Significantly more postoperative deaths were seen in the group treated with preoperative CRT (12% versus 4% with surgery alone), mainly because of the higher number of patients with respiratory insufficiency, mediastinal infection or sepsis. The authors discussed that the increased number of postoperative deaths in the CRT could have been due to the “deleterious effects of high dose of radiation per fraction or of CRT on lung tissue.” They recommended future studies click here incorporate 2-Gy range fraction sizes, continuous radiation to overcome repopulation seen with Inhibitors,research,lifescience,medical split course therapy, and 5-FU chemotherapy. This trial therefore showed that preoperative CRT could prolong disease-free survival and local control but not overall survival although was likely limited Thiamine-diphosphate kinase by the radiation scheme. An Australian study by Burmeister et al evaluated 257 patients with both adenocarcinoma (63%) and squamous cell carcinoma (27%) of the esophagus (14). Patients were randomized to preoperative cisplatin and 5-FU with concurrent radiation therapy (35 Gy in 15 fractions) or immediate surgical resection. The CRT and surgery groups had significantly more complete resections with clear margins and fewer positive lymph nodes than the surgery alone group did. However, neither progression-free survival (16 months with CRT and surgery versus 12 months with surgery alone, HR=0.82, p=0.

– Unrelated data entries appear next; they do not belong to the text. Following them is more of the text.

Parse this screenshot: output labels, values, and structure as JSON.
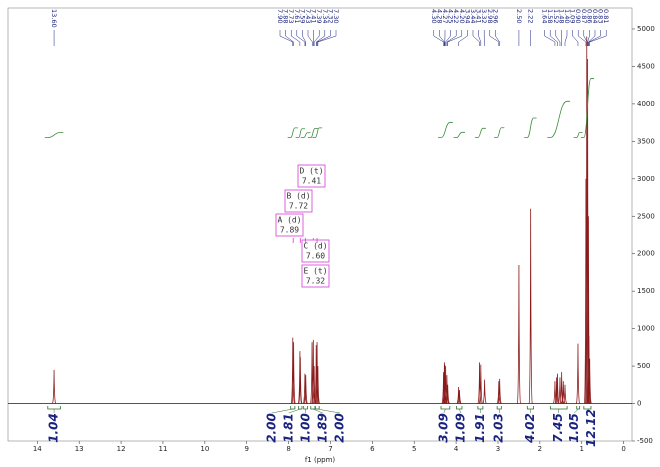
{
  "chart_data": {
    "type": "nmr",
    "x_label": "f1 (ppm)",
    "xlim": [
      14.7,
      -0.2
    ],
    "xticks": [
      14,
      13,
      12,
      11,
      10,
      9,
      8,
      7,
      6,
      5,
      4,
      3,
      2,
      1,
      0
    ],
    "ylim": [
      -500,
      5280
    ],
    "yticks": [
      -500,
      0,
      500,
      1000,
      1500,
      2000,
      2500,
      3000,
      3500,
      4000,
      4500,
      5000
    ],
    "color": "#8b1a1a",
    "peaks": {
      "x": [
        13.6,
        7.9,
        7.88,
        7.73,
        7.72,
        7.61,
        7.59,
        7.44,
        7.41,
        7.39,
        7.34,
        7.32,
        7.3,
        4.3,
        4.28,
        4.27,
        4.25,
        4.22,
        4.2,
        3.94,
        3.92,
        3.44,
        3.41,
        3.32,
        2.98,
        2.96,
        2.5,
        2.22,
        1.64,
        1.6,
        1.58,
        1.52,
        1.48,
        1.44,
        1.4,
        1.09,
        0.9,
        0.88,
        0.86,
        0.84,
        0.83,
        0.81
      ],
      "values": [
        450,
        880,
        820,
        700,
        620,
        400,
        380,
        820,
        850,
        500,
        780,
        820,
        500,
        420,
        550,
        520,
        500,
        380,
        250,
        220,
        180,
        550,
        520,
        320,
        300,
        330,
        1850,
        2600,
        300,
        350,
        400,
        350,
        420,
        300,
        250,
        800,
        3000,
        4900,
        4600,
        2500,
        900,
        600
      ]
    },
    "peak_labels": [
      {
        "value": 13.6,
        "label": "13.60"
      },
      {
        "value": 7.9,
        "label": "7.90"
      },
      {
        "value": 7.88,
        "label": "7.88"
      },
      {
        "value": 7.73,
        "label": "7.73"
      },
      {
        "value": 7.61,
        "label": "7.61"
      },
      {
        "value": 7.59,
        "label": "7.59"
      },
      {
        "value": 7.43,
        "label": "7.43"
      },
      {
        "value": 7.41,
        "label": "7.41"
      },
      {
        "value": 7.39,
        "label": "7.39"
      },
      {
        "value": 7.34,
        "label": "7.34"
      },
      {
        "value": 7.32,
        "label": "7.32"
      },
      {
        "value": 7.3,
        "label": "7.30"
      },
      {
        "value": 4.3,
        "label": "4.30"
      },
      {
        "value": 4.28,
        "label": "4.28"
      },
      {
        "value": 4.27,
        "label": "4.27"
      },
      {
        "value": 4.25,
        "label": "4.25"
      },
      {
        "value": 4.22,
        "label": "4.22"
      },
      {
        "value": 4.2,
        "label": "4.20"
      },
      {
        "value": 3.94,
        "label": "3.94"
      },
      {
        "value": 3.44,
        "label": "3.44"
      },
      {
        "value": 3.41,
        "label": "3.41"
      },
      {
        "value": 3.32,
        "label": "3.32"
      },
      {
        "value": 2.98,
        "label": "2.98"
      },
      {
        "value": 2.96,
        "label": "2.96"
      },
      {
        "value": 2.5,
        "label": "2.50"
      },
      {
        "value": 2.22,
        "label": "2.22"
      },
      {
        "value": 1.64,
        "label": "1.64"
      },
      {
        "value": 1.58,
        "label": "1.58"
      },
      {
        "value": 1.52,
        "label": "1.52"
      },
      {
        "value": 1.48,
        "label": "1.48"
      },
      {
        "value": 1.4,
        "label": "1.40"
      },
      {
        "value": 1.09,
        "label": "1.09"
      },
      {
        "value": 0.9,
        "label": "0.90"
      },
      {
        "value": 0.87,
        "label": "0.87"
      },
      {
        "value": 0.86,
        "label": "0.86"
      },
      {
        "value": 0.84,
        "label": "0.84"
      },
      {
        "value": 0.83,
        "label": "0.83"
      },
      {
        "value": 0.81,
        "label": "0.81"
      }
    ],
    "integrals": {
      "from": [
        13.75,
        7.95,
        7.76,
        7.64,
        7.47,
        7.36,
        4.36,
        3.99,
        3.48,
        3.02,
        2.3,
        1.75,
        0.95,
        1.12
      ],
      "to": [
        13.45,
        7.85,
        7.68,
        7.55,
        7.37,
        7.27,
        4.15,
        3.86,
        3.36,
        2.92,
        2.15,
        1.35,
        0.78,
        1.05
      ],
      "values": [
        1.04,
        2,
        1.81,
        1,
        1.89,
        2,
        3.09,
        1.09,
        1.91,
        2.03,
        4.02,
        7.45,
        12.12,
        1.05
      ],
      "value_labels": [
        "1.04",
        "2.00",
        "1.81",
        "1.00",
        "1.89",
        "2.00",
        "3.09",
        "1.09",
        "1.91",
        "2.03",
        "4.02",
        "7.45",
        "12.12",
        "1.05"
      ]
    },
    "multiplets": {
      "names": [
        "D (t)",
        "B (d)",
        "A (d)",
        "C (d)",
        "E (t)"
      ],
      "shifts": [
        7.41,
        7.72,
        7.89,
        7.6,
        7.32
      ],
      "shift_labels": [
        "7.41",
        "7.72",
        "7.89",
        "7.60",
        "7.32"
      ]
    }
  }
}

The apoptotic pathway evolves over hours to weeks after injury, is an active process requiring energy, is more closely associated with the caspase proteases, and is less clearly linked to inflammatory responses. Primary substrates for the AZD0530 datasheet caspases also include cytoskeletal elements as well as the capacity

to activate other processes that can be toxic to the cell.25 Both families of proteases and hence both the necrotic and apoptotic pathways are under complex control of multiple modulators, the ultimate balance Inhibitors,research,lifescience,medical of which appear to determine cell survival.25 In addition to these processes, there is a growing appreciation for the role of other factors in the cytotoxic cascades such as the generation Inhibitors,research,lifescience,medical of free radicals, and the disruption of lysosomal membranes with the subsequent release of hydrolytic enzymes into the intracellular environment.24 Inhibitors,research,lifescience,medical The excessive release of neurotransmitters other than glutamate may also play a role

in the elaboration of neurotrauma. For example cholinergic excess may amplify the destructive effects of excitatory amino acid excesses, and may be particularly injurious to brain areas where acetylcholine and excitatory amino acids are densely colocated (ie, hippocampus and frontal cortices).27 The effects of cerebral monoaminergic excesses in the cytotoxic cascade are not understood fully, although in experimental injury models traumatically induced elevations Inhibitors,research,lifescience,medical of cerebral serotonin seem to decrease cerebral glucose use,28,29 and serotonin agonists are not particularly helpful in improving post-traumatic neurobehavioral status or TBI outcome.30,31 Administration

Inhibitors,research,lifescience,medical of catecholamine antagonists impedes recovery from brain injury32-34 and delay emergence from post-traumatic amnesia Tryptophan synthase in humans,35 suggesting that blocking catecholamine excesses is not an effective means by which to mitigate the cytotoxic cascade after TBI. Neurotransmitter excesses seem to wane over the first several weeks after TBI,36,37 although the time course of their resolution is not characterized fully. TBI in humans produces chronic cerebral cholinergic deficit via injury to ventral forebrain cholinergic nuclei38,39 and their cortical projections.39-41 It is possible that TBI also results in primary or secondary disturbances in monoaminergic systems,42 the effects of which may be amplified by individual genetically mediated variations in catecholamine metabolism.